Shamshad Akhtar, the World Bank vice-president for the Middle East and North Africa (MENA), has been particularly active in Istanbul in highlighting the region’s relatively high unemployment. The bank projects joblessness to rise in 2009/10 by 25% in the Middle East and 13% in North Africa, despite growth second only to Asia.

“The message, globally, is that, yes, there are signs of recovery, but it [the situation] hasn’t settled deeply,” Akhtar told Emerging Markets. “We [in MENA] already had 20 million people unemployed, and we have new entrants to the labour force [due to high population growth], so we have a problem”.

Akhtar warned that a disproportionate number of people, especially in Egypt and Morocco, were hovering just above the $2-a-day income threshold for poverty, meaning that the region could ill afford complacency over the knock-on effects of rising joblessness.

This was the major factor behind the bank’s increased lending in MENA from $1.8 billion in 2008/09 to more than $3 billion in 2009/10, she said.

“Demand is steep,” she said. “Three billion dollars is lower than existing demand for development-policy lending. Our clients tell us they need [to finance] reforms – and not just at macro level. Countries want to strengthen their financial structures, they want more micro-finance.
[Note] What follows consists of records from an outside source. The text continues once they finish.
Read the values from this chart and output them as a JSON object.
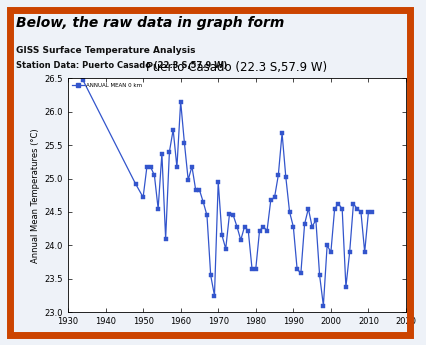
{
  "title": "Puerto Casado (22.3 S,57.9 W)",
  "header_title": "Below, the raw data in graph form",
  "subtitle1": "GISS Surface Temperature Analysis",
  "subtitle2": "Station Data: Puerto Casado (22.3 S,57.9 W)",
  "legend_label": "ANNUAL MEAN 0 km",
  "ylabel": "Annual Mean Temperatures (°C)",
  "xlim": [
    1930,
    2020
  ],
  "ylim": [
    23.0,
    26.5
  ],
  "yticks": [
    23.0,
    23.5,
    24.0,
    24.5,
    25.0,
    25.5,
    26.0,
    26.5
  ],
  "xticks": [
    1930,
    1940,
    1950,
    1960,
    1970,
    1980,
    1990,
    2000,
    2010,
    2020
  ],
  "line_color": "#3355cc",
  "marker": "s",
  "markersize": 2.5,
  "years": [
    1934,
    1948,
    1950,
    1951,
    1952,
    1953,
    1954,
    1955,
    1956,
    1957,
    1958,
    1959,
    1960,
    1961,
    1962,
    1963,
    1964,
    1965,
    1966,
    1967,
    1968,
    1969,
    1970,
    1971,
    1972,
    1973,
    1974,
    1975,
    1976,
    1977,
    1978,
    1979,
    1980,
    1981,
    1982,
    1983,
    1984,
    1985,
    1986,
    1987,
    1988,
    1989,
    1990,
    1991,
    1992,
    1993,
    1994,
    1995,
    1996,
    1997,
    1998,
    1999,
    2000,
    2001,
    2002,
    2003,
    2004,
    2005,
    2006,
    2007,
    2008,
    2009,
    2010,
    2011
  ],
  "temps": [
    26.47,
    24.92,
    24.72,
    25.17,
    25.17,
    25.05,
    24.55,
    25.37,
    24.1,
    25.4,
    25.73,
    25.17,
    26.15,
    25.53,
    24.98,
    25.18,
    24.83,
    24.83,
    24.65,
    24.45,
    23.55,
    23.25,
    24.95,
    24.15,
    23.95,
    24.47,
    24.45,
    24.28,
    24.08,
    24.28,
    24.22,
    23.65,
    23.65,
    24.22,
    24.28,
    24.22,
    24.68,
    24.72,
    25.05,
    25.68,
    25.02,
    24.5,
    24.28,
    23.65,
    23.58,
    24.32,
    24.55,
    24.28,
    24.38,
    23.55,
    23.1,
    24.0,
    23.9,
    24.55,
    24.62,
    24.55,
    23.38,
    23.9,
    24.62,
    24.55,
    24.5,
    23.9,
    24.5,
    24.5
  ],
  "bg_color": "#eef2f8",
  "plot_bg": "#ffffff",
  "border_color": "#cc4400",
  "header_bg": "#eef2f8",
  "sub_bg": "#dde8f5"
}
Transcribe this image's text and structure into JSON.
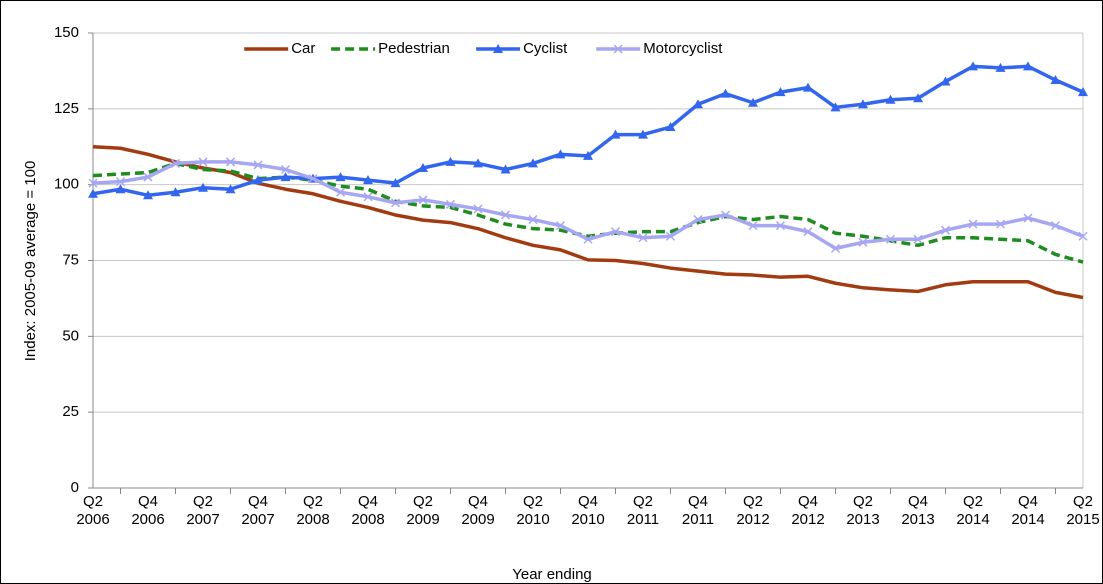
{
  "chart_data": {
    "type": "line",
    "y_label": "Index: 2005-09 average = 100",
    "x_label": "Year ending",
    "categories": [
      "Q2\n2006",
      null,
      "Q4\n2006",
      null,
      "Q2\n2007",
      null,
      "Q4\n2007",
      null,
      "Q2\n2008",
      null,
      "Q4\n2008",
      null,
      "Q2\n2009",
      null,
      "Q4\n2009",
      null,
      "Q2\n2010",
      null,
      "Q4\n2010",
      null,
      "Q2\n2011",
      null,
      "Q4\n2011",
      null,
      "Q2\n2012",
      null,
      "Q4\n2012",
      null,
      "Q2\n2013",
      null,
      "Q4\n2013",
      null,
      "Q2\n2014",
      null,
      "Q4\n2014",
      null,
      "Q2\n2015"
    ],
    "series": [
      {
        "name": "Car",
        "color": "#a33b12",
        "dashed": false,
        "marker": "none",
        "values": [
          112.5,
          112,
          110,
          107.5,
          105.5,
          104,
          100.5,
          98.5,
          97,
          94.5,
          92.5,
          90,
          88.3,
          87.5,
          85.5,
          82.5,
          80,
          78.5,
          75.2,
          75,
          74,
          72.5,
          71.5,
          70.5,
          70.2,
          69.5,
          69.8,
          67.5,
          66,
          65.3,
          64.8,
          67,
          68,
          68,
          68,
          64.5,
          62.8
        ]
      },
      {
        "name": "Pedestrian",
        "color": "#1e8c1e",
        "dashed": true,
        "marker": "none",
        "values": [
          103,
          103.5,
          104,
          107,
          105,
          104.5,
          102,
          102.5,
          101.5,
          99.5,
          98.5,
          94.5,
          93,
          92.5,
          90,
          87,
          85.5,
          85,
          83,
          84,
          84.5,
          84.5,
          87.5,
          89.5,
          88.5,
          89.5,
          88.5,
          84,
          83,
          81.5,
          80,
          82.5,
          82.5,
          82,
          81.5,
          77,
          74.5
        ]
      },
      {
        "name": "Cyclist",
        "color": "#3366ee",
        "dashed": false,
        "marker": "triangle",
        "values": [
          97,
          98.5,
          96.5,
          97.5,
          99,
          98.5,
          101.5,
          102.5,
          102,
          102.5,
          101.5,
          100.5,
          105.5,
          107.5,
          107,
          105,
          107,
          110,
          109.5,
          116.5,
          116.5,
          119,
          126.5,
          130,
          127,
          130.5,
          132,
          125.5,
          126.5,
          128,
          128.5,
          134,
          139,
          138.5,
          139,
          134.5,
          130.5
        ]
      },
      {
        "name": "Motorcyclist",
        "color": "#a6a6f2",
        "dashed": false,
        "marker": "cross",
        "values": [
          100.5,
          101,
          102.5,
          107,
          107.5,
          107.5,
          106.5,
          105,
          102,
          97.5,
          96,
          94,
          95,
          93.5,
          92,
          90,
          88.5,
          86.5,
          82,
          84.5,
          82.5,
          83,
          88.5,
          90,
          86.5,
          86.5,
          84.5,
          79,
          81,
          82,
          82,
          85,
          87,
          87,
          89,
          86.5,
          83
        ]
      }
    ],
    "ylim": [
      0,
      150
    ],
    "yticks": [
      0,
      25,
      50,
      75,
      100,
      125,
      150
    ],
    "grid": true,
    "legend": "top"
  }
}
They want affordable mortgages and pension reform. They want to restructure social safety nets.”

The World Bank’s 2009: Economic Developments and Prospects, which it launched last week in Istanbul, drew attention to the “opportunity” presented to governments by the economic crisis to “ease infrastructure bottlenecks and restructure ineffective – yet expensive – subsidies programmes”.

Mohsin Khan, the IMF’s former Middle East chief, told Emerging Markets in a telephone interview that governments had much still to analyse in their management of the economic crisis.
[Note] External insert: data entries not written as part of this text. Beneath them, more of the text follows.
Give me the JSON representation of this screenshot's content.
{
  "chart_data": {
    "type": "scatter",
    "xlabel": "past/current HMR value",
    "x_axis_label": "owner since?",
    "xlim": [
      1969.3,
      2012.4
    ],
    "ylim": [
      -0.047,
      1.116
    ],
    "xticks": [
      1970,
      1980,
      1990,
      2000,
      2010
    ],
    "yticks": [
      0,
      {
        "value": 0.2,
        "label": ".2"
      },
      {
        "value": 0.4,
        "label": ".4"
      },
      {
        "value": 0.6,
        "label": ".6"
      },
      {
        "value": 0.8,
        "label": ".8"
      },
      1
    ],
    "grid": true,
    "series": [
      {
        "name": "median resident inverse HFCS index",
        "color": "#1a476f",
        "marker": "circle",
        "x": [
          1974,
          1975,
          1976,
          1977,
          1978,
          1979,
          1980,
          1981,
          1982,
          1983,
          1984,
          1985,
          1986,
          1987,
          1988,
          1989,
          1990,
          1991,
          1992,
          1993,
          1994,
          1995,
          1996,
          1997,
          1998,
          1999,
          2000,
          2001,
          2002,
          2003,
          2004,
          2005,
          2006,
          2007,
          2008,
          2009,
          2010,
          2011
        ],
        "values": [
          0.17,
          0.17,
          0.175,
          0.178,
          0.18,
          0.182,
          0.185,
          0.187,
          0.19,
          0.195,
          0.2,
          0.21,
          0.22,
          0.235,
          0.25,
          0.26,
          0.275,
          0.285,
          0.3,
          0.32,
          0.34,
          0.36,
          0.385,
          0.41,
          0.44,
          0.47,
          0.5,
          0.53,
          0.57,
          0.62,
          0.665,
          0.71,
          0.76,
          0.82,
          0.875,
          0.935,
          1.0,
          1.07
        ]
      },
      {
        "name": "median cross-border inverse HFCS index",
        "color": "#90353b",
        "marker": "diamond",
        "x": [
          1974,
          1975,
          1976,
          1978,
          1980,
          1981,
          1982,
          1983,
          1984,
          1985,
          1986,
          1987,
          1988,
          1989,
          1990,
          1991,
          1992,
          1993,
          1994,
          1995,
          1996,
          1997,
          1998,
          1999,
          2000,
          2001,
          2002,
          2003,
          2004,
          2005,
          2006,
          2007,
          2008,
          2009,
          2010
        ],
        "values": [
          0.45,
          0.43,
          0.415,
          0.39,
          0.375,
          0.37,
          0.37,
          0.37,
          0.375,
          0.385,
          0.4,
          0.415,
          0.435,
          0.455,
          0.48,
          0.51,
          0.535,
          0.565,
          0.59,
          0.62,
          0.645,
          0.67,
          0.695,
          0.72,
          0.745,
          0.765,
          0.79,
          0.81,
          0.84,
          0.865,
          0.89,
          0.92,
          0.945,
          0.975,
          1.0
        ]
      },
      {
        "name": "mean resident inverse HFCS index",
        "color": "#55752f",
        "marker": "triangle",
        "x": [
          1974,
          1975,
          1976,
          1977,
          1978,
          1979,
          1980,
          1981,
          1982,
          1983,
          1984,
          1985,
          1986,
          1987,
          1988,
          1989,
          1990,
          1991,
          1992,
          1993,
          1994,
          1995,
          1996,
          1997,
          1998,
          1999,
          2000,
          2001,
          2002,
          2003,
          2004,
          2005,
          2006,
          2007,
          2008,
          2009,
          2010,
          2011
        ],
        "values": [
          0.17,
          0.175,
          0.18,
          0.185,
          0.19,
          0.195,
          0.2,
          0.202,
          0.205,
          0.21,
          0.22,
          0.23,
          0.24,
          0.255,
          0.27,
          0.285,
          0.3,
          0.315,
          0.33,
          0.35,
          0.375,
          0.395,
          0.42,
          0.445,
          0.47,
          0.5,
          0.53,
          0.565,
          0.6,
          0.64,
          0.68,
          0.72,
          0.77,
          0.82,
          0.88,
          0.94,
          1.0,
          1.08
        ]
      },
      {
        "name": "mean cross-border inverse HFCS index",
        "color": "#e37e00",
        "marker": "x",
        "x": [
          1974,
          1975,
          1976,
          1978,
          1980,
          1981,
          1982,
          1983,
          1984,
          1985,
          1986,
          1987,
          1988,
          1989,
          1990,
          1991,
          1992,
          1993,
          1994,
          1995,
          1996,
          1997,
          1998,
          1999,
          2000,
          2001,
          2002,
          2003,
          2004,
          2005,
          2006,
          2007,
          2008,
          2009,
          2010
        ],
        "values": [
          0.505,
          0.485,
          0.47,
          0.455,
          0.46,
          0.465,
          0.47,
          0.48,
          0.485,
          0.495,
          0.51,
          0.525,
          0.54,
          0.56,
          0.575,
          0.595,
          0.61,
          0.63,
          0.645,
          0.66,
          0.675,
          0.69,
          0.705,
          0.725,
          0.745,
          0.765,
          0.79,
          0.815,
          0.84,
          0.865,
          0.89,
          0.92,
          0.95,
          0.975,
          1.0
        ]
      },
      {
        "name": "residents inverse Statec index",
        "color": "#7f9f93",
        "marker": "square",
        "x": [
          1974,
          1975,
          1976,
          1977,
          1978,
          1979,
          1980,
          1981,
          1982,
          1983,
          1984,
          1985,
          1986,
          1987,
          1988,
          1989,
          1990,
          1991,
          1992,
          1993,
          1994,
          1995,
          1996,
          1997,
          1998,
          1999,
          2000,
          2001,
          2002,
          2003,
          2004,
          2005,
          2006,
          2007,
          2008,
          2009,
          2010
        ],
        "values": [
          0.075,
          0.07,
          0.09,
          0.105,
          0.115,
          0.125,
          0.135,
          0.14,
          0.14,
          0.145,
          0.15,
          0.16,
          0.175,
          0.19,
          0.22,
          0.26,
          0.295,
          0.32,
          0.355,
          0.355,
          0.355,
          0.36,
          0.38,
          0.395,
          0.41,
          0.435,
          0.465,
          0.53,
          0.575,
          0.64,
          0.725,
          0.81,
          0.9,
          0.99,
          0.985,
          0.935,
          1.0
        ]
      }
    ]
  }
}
He said the “clearer” changes over the past year in the Middle East had been in monetary rather than fiscal policy.

The region’s monetary reaction to the crisis was “unprecedented”, explained Khan, Senior Fellow at the Peterson Institute for International Economics in Washington. “Back in 2007, there was a lot of worry about the inflation rate. There was talk of reining in monetary expansion, the revaluation of exchange rates ... that has changed.
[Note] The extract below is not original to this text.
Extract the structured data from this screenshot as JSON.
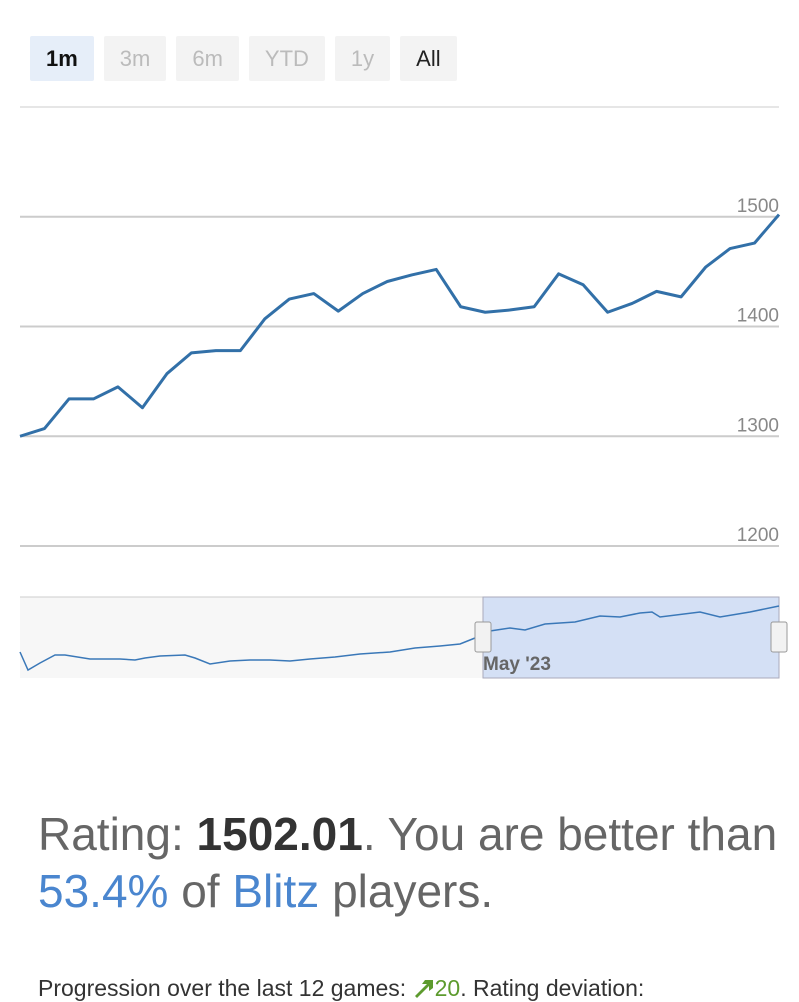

“They are mirroring what the advanced countries have done – lowering interest rates, which are now very low.”

Fiscal policy had been less innovative, he added. “The [fiscal] stimulus was already in the works when the problems arose. There were big infrastructural projects in the Gulf: the economic cities, the Dubai metro - and they weren’t scaled back. The stimulus was in the works anyway.”

Khan added that while inflation was “picking up” in some countries – he cited Egypt, where a rise to 16.2% in 2009 from 11.7% in 2008 is projected by the IMF – it would not become a big problem in the near future.

“A large part of the inflationary pressure was structural – commodity prices and house prices, and not to do with monetary policy,” he said. A more pressing issue, he added, was corporate over-borrowing in the Gulf.